Nie mam żadnych oporów, żeby rozmawiać z Markiem Borowskim. Współpracowałem z nim jako marszałkiem Sejmu oraz jako politykiem SLD - podkreślił Olejniczak. Według niego, jeśli będzie współpraca SLD i SdPl, "to jedni i drudzy mogą na tym skorzystać, a w sumie może skorzystać lewica". Jeżeli będzie kłótnia, to oczywiście jedni będą tracić i drudzy - zaznaczył.
Nowy szef SLD uważa, że powinno dojść do porozumienia partii lewicowych w sprawie wystawienia kandydatów na senatorów.

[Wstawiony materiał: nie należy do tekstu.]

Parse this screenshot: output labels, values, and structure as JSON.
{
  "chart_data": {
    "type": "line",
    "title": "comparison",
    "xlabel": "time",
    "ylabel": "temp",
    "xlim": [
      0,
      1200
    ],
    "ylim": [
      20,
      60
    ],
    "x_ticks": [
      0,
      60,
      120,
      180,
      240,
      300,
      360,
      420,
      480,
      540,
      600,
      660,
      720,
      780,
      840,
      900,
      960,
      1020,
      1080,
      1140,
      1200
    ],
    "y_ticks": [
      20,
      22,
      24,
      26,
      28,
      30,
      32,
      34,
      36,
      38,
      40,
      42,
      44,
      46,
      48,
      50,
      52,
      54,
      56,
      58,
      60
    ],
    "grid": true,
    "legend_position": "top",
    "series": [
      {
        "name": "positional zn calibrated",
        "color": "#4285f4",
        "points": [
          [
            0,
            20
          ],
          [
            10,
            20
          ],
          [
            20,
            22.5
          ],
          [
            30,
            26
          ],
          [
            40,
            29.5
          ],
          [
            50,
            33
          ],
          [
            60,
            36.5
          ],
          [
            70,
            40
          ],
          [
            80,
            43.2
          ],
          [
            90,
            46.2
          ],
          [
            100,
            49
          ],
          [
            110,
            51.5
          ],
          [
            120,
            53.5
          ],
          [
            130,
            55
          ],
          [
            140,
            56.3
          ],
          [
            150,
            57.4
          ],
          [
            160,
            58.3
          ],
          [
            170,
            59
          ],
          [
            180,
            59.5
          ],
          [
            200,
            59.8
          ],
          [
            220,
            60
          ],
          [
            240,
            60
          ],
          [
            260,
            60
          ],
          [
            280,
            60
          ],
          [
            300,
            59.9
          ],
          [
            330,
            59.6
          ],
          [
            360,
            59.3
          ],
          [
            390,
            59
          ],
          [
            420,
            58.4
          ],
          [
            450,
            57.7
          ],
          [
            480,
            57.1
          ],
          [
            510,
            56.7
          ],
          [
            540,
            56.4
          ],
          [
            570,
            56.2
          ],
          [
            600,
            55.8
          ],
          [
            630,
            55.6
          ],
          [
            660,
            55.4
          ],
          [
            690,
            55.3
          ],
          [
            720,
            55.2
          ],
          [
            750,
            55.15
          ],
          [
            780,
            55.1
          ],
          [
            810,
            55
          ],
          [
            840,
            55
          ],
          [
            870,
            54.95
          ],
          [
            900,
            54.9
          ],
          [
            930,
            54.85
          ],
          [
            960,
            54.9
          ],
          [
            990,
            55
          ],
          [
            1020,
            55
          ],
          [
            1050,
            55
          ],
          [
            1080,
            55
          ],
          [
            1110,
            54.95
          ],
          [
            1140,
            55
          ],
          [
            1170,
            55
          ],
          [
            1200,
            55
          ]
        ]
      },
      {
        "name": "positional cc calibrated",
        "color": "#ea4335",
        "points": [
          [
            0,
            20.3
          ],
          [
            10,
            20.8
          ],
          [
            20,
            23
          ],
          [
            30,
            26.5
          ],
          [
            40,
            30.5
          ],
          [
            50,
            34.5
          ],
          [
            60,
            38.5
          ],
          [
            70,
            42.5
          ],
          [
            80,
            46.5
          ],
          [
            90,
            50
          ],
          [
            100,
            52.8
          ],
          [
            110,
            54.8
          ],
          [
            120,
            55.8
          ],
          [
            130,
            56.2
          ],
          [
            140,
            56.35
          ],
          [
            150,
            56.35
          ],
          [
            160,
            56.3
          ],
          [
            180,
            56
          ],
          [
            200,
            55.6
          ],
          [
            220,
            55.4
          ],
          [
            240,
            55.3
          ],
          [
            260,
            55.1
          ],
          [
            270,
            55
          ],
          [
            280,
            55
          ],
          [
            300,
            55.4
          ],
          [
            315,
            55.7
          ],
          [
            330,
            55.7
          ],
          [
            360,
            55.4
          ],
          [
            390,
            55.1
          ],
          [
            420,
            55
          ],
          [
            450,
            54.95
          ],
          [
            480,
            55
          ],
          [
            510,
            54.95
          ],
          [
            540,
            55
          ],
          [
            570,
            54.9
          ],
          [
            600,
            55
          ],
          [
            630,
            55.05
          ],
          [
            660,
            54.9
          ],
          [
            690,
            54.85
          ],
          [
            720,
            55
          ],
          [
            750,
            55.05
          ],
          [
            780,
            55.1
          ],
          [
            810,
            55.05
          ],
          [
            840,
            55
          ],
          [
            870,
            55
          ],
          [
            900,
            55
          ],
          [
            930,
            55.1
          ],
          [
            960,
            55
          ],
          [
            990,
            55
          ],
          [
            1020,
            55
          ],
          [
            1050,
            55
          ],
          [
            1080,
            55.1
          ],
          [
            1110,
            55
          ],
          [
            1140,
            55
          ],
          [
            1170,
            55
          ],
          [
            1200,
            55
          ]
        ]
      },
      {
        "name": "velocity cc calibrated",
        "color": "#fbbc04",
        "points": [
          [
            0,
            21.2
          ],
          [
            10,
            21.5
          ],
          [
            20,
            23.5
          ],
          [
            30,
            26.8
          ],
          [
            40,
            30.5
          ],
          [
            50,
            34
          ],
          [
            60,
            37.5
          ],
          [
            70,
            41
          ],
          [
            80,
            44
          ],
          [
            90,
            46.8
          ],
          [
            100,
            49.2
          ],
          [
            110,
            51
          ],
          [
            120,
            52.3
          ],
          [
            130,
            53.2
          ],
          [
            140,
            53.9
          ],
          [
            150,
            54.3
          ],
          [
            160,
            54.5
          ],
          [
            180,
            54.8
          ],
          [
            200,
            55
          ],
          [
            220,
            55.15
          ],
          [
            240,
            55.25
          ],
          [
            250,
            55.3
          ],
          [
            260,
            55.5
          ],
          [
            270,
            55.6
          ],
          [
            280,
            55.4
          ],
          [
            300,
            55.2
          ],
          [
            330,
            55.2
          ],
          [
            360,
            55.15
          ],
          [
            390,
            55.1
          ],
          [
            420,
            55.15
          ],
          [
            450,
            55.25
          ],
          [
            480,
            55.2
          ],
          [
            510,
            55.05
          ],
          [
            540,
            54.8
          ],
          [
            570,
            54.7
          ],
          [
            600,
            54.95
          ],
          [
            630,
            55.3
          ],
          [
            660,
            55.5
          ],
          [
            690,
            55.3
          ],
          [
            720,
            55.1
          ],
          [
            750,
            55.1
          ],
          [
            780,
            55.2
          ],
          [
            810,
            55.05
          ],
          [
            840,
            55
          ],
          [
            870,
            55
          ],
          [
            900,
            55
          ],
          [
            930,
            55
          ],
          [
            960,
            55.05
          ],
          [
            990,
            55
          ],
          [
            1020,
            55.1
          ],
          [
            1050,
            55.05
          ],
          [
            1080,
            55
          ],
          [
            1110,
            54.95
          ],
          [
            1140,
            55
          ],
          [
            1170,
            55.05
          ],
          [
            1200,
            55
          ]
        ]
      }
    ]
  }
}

W tym zakresie nie powinno być żadnego problemu. Powinniśmy wystawić jedną listę do Senatu i mieć pierwszy krok za sobą - ocenił. Zapowiedział, że on nie będzie stawiał żadnych warunków.
Olejniczak poinformował też, że b. sekretarz generalny Sojuszu Marek Dyduch zrezygnował z funkcji szefa sztabu wyborczego partii i dlatego będzie powołany nowy szef. W niedzielę Olejniczak mówił, że chciałby, aby nad kampaniami wyborczymi czuwał nowy sekretarz generalny SLD Grzegorz Napieralski.
O tym, że Dyduch będzie szefem Krajowego Sztabu Wyborczego Sojuszu zdecydował na początku maja poprzedni zarząd partii. Po wyborze na szefa SLD w minioną niedzielę Olejniczak poprosił jednak zarząd, aby złożył rezygnacje, by można było wybrać nowy jego skład.
Olejniczak powiedział też, że 18, a nie jak planowano wcześniej 11 czerwca, odbędzie się konwencja partii, która ma wybrać nowych wiceszefów Sojuszu oraz rekomendować kandydata Sojuszu na prezydenta.
Olejniczak przyznał, że w środę przeprowadził się do warszawskiej siedziby SLD na ul. Rozbrat i zajął gabinet należący do poprzedniego lidera partii Józefa Oleksego. Pytany, czy to wygodny gabinet odparł, że nie jest człowiekiem, który wyrósł w wygodach i przyjmuje każde miejsce swojej pracy.
Dziennikarze pytali, czy odświeżał gabinet po poprzedniku. Mam nowe obrazy, które lubię i mam nowy fotel, bo tamto krzesło było niewygodne - przyznał nowy szef Sojuszu.